UN humanitarian chief Valerie Amos headed for Syria on Wednesday to urge the regime to allow aid into battered protest cities, as US President Barack Obama insisted military intervention would be a "mistake".
A Chinese envoy sent to discuss ways to end the bloodshed in Syria, meanwhile, was to discuss a six-point peace plan with Foreign Minister Walid Muallem and opposition figures, a newspaper reported.
Diplomats in New York said there would be no moves at the United Nations until UN-Arab League special envoy Kofi Annan and UN humanitarian chief Amos had also wound up separate missions to Syria this week.
Amos was to make a two-day visit, following widespread UN and Security Council complaints about President Bashar al-Assad's refusal to let her in, while Annan is due in Damascus on Saturday.
The five major UN powers discussed on Tuesday new efforts to press for a halt to the violence in Syria, which Obama called heartbreaking, as regime forces pounded rebel towns and the death toll rose.
However, Obama cautioned against unilateral military action.

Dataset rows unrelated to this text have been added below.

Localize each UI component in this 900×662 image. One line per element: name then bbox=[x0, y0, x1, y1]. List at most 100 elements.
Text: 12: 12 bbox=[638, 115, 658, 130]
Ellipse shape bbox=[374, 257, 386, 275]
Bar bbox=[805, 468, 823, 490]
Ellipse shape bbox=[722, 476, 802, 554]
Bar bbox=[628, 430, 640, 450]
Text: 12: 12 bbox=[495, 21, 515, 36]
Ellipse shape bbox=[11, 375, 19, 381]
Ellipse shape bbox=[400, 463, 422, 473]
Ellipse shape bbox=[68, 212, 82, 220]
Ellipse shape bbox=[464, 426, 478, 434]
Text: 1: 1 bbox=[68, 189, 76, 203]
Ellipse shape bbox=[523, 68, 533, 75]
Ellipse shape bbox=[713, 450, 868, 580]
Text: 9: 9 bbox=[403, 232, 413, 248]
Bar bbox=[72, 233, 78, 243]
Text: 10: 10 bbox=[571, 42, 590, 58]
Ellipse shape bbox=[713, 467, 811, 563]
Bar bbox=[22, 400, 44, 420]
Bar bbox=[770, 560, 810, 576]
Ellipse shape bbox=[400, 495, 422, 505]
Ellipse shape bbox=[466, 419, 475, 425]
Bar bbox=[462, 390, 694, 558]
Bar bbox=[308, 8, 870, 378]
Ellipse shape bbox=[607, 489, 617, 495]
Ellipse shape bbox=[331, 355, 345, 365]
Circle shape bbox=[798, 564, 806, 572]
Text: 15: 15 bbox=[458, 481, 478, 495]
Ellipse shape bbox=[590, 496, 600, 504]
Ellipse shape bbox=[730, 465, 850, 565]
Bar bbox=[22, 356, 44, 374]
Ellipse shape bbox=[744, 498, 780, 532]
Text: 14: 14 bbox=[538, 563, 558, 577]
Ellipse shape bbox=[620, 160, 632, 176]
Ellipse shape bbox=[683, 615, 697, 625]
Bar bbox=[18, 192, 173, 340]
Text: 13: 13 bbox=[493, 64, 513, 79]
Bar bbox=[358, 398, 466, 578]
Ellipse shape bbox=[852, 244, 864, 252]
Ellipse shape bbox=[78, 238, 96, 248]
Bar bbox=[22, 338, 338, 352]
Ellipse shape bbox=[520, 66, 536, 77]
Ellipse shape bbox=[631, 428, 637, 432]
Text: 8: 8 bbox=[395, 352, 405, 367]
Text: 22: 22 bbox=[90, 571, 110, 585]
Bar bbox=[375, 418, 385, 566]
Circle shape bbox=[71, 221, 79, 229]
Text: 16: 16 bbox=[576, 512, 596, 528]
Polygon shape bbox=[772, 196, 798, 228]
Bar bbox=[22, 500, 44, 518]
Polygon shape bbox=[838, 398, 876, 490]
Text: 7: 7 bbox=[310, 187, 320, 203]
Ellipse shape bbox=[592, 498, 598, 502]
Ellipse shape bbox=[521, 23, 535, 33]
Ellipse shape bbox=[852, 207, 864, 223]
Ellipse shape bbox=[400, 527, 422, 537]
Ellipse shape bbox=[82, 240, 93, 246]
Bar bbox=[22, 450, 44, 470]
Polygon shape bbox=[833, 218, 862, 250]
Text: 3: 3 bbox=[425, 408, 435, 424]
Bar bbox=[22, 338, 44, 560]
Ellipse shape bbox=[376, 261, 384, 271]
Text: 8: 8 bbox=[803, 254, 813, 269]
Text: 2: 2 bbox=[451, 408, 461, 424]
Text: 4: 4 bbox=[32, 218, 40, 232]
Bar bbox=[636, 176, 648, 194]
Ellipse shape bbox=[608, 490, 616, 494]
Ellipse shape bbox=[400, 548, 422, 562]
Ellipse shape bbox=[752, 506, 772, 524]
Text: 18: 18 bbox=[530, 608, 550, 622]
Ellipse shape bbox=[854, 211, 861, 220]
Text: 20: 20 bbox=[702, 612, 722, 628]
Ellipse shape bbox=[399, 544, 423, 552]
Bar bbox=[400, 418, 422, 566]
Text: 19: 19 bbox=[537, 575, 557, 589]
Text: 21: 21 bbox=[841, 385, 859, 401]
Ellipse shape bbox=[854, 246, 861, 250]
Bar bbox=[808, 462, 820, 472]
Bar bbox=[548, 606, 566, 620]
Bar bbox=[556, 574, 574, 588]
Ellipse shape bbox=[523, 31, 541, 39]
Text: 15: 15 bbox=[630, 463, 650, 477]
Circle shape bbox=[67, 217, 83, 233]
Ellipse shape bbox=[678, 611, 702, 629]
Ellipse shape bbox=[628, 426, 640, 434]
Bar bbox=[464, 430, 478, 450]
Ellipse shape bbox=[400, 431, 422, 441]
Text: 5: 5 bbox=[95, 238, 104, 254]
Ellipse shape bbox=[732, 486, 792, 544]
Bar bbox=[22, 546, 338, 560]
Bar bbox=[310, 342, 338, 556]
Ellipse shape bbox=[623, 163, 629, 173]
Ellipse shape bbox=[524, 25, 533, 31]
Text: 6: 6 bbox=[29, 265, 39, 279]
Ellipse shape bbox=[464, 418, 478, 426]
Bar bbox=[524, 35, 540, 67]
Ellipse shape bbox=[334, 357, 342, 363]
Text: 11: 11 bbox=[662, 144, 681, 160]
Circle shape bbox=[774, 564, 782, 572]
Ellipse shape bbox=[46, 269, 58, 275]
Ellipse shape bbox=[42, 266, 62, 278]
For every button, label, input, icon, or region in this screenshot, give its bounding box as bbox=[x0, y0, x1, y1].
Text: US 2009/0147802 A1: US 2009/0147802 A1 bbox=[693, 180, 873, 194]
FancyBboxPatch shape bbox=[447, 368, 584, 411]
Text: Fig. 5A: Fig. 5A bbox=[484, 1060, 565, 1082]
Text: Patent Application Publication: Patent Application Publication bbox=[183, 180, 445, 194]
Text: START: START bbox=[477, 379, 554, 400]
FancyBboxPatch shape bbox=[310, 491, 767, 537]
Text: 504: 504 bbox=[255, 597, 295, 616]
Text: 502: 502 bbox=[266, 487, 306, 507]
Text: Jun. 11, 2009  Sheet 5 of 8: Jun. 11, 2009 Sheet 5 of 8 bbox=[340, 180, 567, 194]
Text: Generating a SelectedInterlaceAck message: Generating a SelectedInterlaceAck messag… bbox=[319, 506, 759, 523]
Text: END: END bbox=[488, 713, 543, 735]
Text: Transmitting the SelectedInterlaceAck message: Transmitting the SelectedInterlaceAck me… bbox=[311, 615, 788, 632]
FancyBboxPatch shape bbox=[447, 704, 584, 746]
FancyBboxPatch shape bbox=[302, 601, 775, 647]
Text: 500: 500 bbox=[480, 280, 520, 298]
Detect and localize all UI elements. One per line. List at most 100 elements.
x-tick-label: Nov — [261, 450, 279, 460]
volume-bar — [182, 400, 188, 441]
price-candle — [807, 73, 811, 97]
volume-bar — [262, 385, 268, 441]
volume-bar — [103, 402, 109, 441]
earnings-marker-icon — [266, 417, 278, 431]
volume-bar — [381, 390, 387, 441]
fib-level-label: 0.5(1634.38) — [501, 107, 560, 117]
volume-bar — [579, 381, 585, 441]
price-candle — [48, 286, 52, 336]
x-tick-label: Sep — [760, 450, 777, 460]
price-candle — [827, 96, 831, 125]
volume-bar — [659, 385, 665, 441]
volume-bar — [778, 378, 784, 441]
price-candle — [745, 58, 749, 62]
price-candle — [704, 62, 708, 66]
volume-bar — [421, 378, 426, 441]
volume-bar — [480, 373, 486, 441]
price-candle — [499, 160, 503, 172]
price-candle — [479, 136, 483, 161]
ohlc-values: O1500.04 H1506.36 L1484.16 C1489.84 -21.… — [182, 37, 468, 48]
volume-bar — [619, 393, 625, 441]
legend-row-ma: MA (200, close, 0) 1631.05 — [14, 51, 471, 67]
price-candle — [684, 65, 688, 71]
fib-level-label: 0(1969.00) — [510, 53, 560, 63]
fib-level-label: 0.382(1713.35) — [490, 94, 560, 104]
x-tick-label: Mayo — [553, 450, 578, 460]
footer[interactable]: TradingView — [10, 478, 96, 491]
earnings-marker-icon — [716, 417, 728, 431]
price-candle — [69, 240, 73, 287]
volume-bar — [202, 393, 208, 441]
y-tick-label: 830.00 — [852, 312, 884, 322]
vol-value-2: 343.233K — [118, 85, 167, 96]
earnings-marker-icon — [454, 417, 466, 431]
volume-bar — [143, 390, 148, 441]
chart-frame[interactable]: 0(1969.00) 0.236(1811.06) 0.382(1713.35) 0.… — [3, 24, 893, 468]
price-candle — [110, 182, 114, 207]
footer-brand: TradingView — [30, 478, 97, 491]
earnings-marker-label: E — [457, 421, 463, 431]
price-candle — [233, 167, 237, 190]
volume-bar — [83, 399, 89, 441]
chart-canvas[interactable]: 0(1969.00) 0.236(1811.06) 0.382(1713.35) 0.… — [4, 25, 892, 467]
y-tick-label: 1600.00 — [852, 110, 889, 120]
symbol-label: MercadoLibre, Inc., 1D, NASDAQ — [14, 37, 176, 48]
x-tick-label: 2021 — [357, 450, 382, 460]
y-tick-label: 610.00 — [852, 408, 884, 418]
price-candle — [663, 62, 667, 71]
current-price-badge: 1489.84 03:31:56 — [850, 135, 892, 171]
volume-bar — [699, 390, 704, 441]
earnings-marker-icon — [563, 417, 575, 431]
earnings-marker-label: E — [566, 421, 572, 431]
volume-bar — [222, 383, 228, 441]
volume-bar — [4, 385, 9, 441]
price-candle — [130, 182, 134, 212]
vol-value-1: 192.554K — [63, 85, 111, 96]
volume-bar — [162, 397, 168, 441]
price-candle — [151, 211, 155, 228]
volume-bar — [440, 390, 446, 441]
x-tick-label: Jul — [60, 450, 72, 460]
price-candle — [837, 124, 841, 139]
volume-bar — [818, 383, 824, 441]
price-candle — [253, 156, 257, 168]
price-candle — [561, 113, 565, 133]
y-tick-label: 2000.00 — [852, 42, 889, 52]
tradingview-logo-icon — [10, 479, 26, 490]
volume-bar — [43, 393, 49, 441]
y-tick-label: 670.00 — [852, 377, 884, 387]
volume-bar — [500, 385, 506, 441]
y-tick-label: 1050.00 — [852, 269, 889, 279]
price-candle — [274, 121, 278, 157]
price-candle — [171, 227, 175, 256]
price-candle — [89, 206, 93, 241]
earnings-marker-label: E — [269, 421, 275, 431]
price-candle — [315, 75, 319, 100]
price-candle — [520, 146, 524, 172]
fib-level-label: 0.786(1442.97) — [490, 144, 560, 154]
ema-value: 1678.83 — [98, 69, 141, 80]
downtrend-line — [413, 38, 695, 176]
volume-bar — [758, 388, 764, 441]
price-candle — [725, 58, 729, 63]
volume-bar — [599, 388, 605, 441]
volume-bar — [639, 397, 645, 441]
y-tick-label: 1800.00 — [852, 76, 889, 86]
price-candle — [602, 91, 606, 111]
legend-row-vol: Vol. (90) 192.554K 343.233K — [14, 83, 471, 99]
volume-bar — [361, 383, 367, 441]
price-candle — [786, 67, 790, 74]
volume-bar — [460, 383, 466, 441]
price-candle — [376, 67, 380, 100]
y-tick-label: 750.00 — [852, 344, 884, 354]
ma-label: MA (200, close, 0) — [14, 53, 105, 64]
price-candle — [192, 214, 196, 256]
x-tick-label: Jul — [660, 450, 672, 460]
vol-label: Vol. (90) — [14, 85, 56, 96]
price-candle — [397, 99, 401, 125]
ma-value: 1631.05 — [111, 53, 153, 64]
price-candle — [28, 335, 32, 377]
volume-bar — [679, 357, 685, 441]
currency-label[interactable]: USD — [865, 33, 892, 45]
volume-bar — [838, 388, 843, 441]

The president was speaking after top Republican Senator John McCain called for US air strikes on Syrian forces to protect population centres and create safe havens for regime opponents.
"What's happening in Syria is heartbreaking, and outrageous, and what you've seen is the international community mobilise against the Assad regime," Obama told a White House press conference.
"On the other hand, for us to take military action, unilaterally, as some have suggested, or to think that somehow there's some simple solution, I think is a mistake."
The United Nations says the regime's crackdown has already cost more than 7,500 lives in the past year, but Assad on Tuesday vowed to press ahead with his campaign to crush "terrorism."
The United States is leading work on a text for the badly divided UN Security Council, where Russia and China have twice used their powers as permanent members to veto Syria resolutions.
A new draft obtained by AFP on Tuesday calls on the Syrian government to immediately cease all violence, withdraw security forces from protest cities and release prisoners held over the protests.
It then calls on the opposition to "refrain from all violence" once these conditions are met.
Ambassadors from permanent members Britain, China, France, Russia and the United States held talks along with the envoy from Morocco, the current Arab member of the council.
Russia's Deputy Foreign Minister Gennady Gatilov earlier said that his country, an ally of Damascus, believed the draft was still not balanced.
In Damascus, Chinese envoy Li Huaxin, quoted in Al-Watan daily, said he already met on Tuesday with Deputy Foreign Minister Ahmad Arnus to discuss his country's "six-point vision" on the year-old bloodshed in Syria.
China's foreign ministry had on Sunday unveiled the initiative, which calls for an immediate end to the violence and for dialogue between Assad's regime and the opposition.
Beijing's proposal rejects foreign interference or "external action for regime change" in Syria but supports the role of the Security Council "in strict accordance with the purposes and principles of the UN charter."
Li was also expected to meet representatives of opposition groups, according to Al-Watan.
On Tuesday, at least 16 people were killed as Syrian regime forces launched a major assault on Herak, a town in the southern province of Daraa, a monitoring group said.
"Large military forces, including tanks and armoured troop carriers, launched an assault on Herak," the Syrian Observatory for Human Rights added.
The International Committee of the Red Cross, meanwhile, has been negotiating with authorities since last week to be allowed to deliver aid and evacuate the wounded from the battered Baba Amr district of Homs city in central Syria.